7.3 Manual Context Switch

If your device does not automatically save the state of core registers to shadow registers when an interrupt occurs, or if you need to preserve registers or objects in addition to those saved by hardware, the following steps need to be taken.
  • Define sufficient storage in RAM for the registers that must be saved
  • Have the ISR copy the contents of the relevant registers to the storage area before the registers are modified
  • Have the ISR restore the contents of the registers from the storage area after those registers no longer need to be used

The following code snippet is written for a Mid-range device that does not automatically save context when an interrupt occurs, such as a PIC12F609. The code assumes the device implements common memory. This code illustrates the above points and is described in the following paragraphs. Adapt this code to suite your device and the registers you wish to preserve.

#include <xc.inc>

PSECT udata_shr
saved_WREG:
    DS      1               ;space for WREG in common memory

PSECT udata_bank0
mainSaveArea:               ;space for other registers in banked memory
saved_STATUS:
    DS      1
saved_PCLATH:
    DS      1

PSECT isrVec,class=CODE,delta=2
isr:
    ;save context
    movwf   saved_WREG      ;WREG saved to common memory
    movf    STATUS,w        ;STATUS (bank selection bits) copied to WREG...
    BANKSEL mainSaveArea    ;...allowing a different bank to be selected...
    movwf   saved_STATUS    ;STATUS saved
    movf    PCLATH,w
    movwf   saved_PCLATH    ;PCLATH saved

;interrupt code that can use STATUS, WREG, PCLATH goes here

exitISR:
    ;restore context
    BANKSEL mainSaveArea
    movf    saved_PCLATH,w
    movwf   PCLATH          ;PCLATH restored
    movf    saved_STATUS,w
    movwf   STATUS          ;STATUS restored
    swapf   saved_WREG,f
    swapf   saved_WREG,w    ;WREG restored without altering STATUS

    retfie

Space must be allocated for all registers that are to be preserved.
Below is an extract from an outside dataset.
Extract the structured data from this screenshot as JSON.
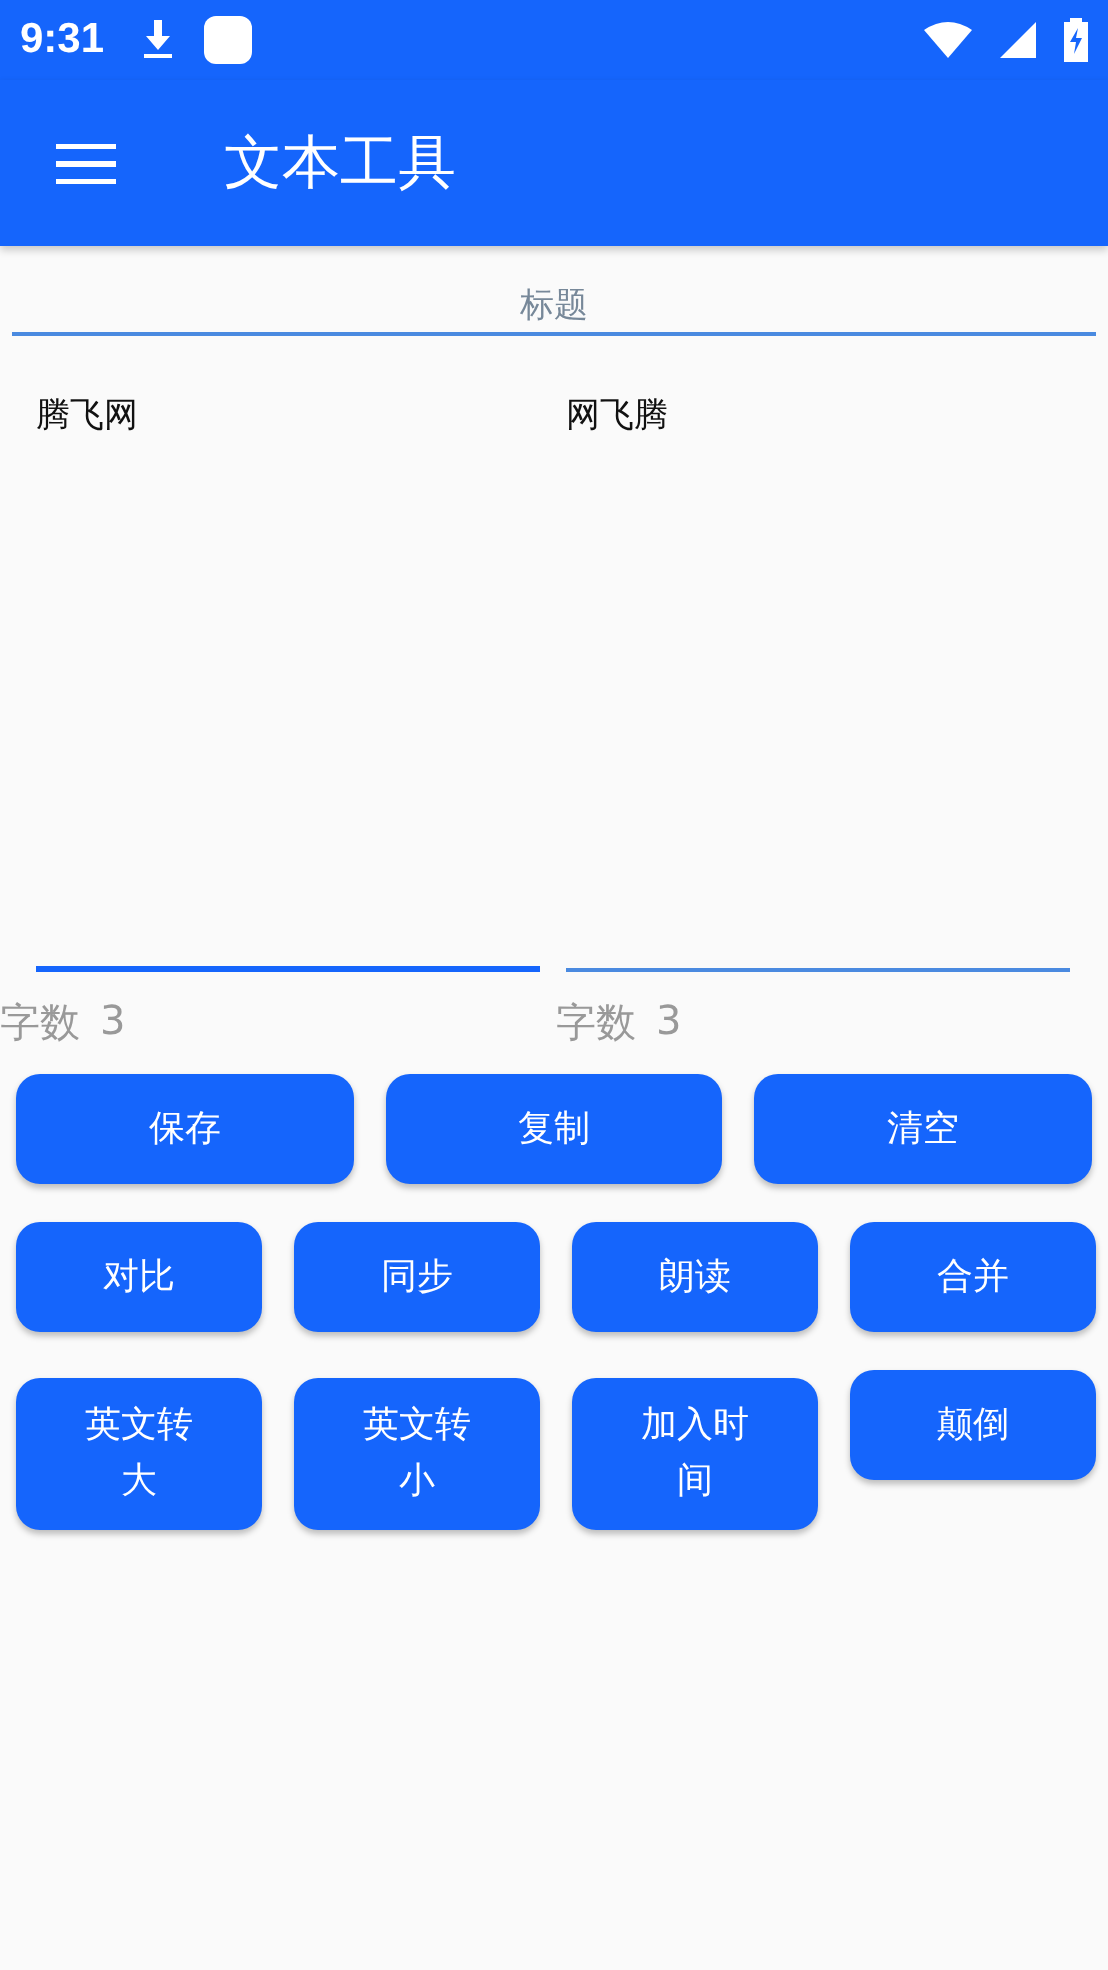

This space does not need to be contiguous or even in the same bank. Storing context in common memory or in the PIC18 Access bank makes the context switching code much easier, but there might not be enough common memory for all the registers, nor might you wish to use this precious memory resource solely for interrupts.

In this example, one byte has been allocated (using the DS directive) in common memory (udata_shr psect) to hold the state of the W register, and memory was allocated in a block of bank 0 memory (udata_bank0 psect) to store the state of the STATUS and PCLATH registers. This arrangement simplifies the context switch code, as you will see in the following discussion, but does not use much common memory. You may, as was done in this example, define a label with each byte of storage so that each byte can be uniquely referenced, or you may simply create one label and use an offset from that label to access each byte in that memory block. So, for example, mainSaveArea + 1 and saved_PCLATH both represent the same memory location.

The code at the beginning of the ISR copies the registers to the allocated storage. You must ensure that this code does not overwrite any register that must be preserved until the content of that register has been saved. This might mean that the registers need to be saved in a particular order.

The first instruction in the above example moves the current content of the W register into the saved_WREG object. Because the storage for this object was allocated in common memory, the bank of this memory does not need to be selected. This is important because on Mid-range devices, the bank selection bits are in the STATUS register, which is one of the registers that must be preserved. A new bank cannot be selected without clobbering the STATUS register; similarly, the STATUS register cannot be saved first because that code would clobber the W register.

With the W register saved, the subsequent instruction can then load the W register with the content of the STATUS register. And with the STATUS register now copied (although not yet stored) the bank of the main storage block can be selected using the BANKSEL directive. The subsequent code can then use regular movf/movwf instructions to save the remaining registers.

The restoration code at the end of the ISR typically restores the registers in the reverse order to that in which they were saved. You must ensure that once a register has been restored, no subsequent code writes to that register, so again, these operations need to be performed in a strict order and may not be able to use some instructions.

The restoration code in this example first selects the bank of the main allocated space and copies the saved values back to the PCLATH and STATUS registers using movf/movwf instructions. Remember that with the STATUS register restored, the bank currently selected also returns to that in effect when the interrupt occurred. As the content of the remaining register to be restored in this example was stored in common memory, this is of no concern.

Restoring the W register is more difficult. The instruction, movf saved_WREG,w, can't be used because it affects the Zero bit in the STATUS register, which has already been restored. Instead, the example code restores the W register using two swapf instructions, which do not affect the STATUS register.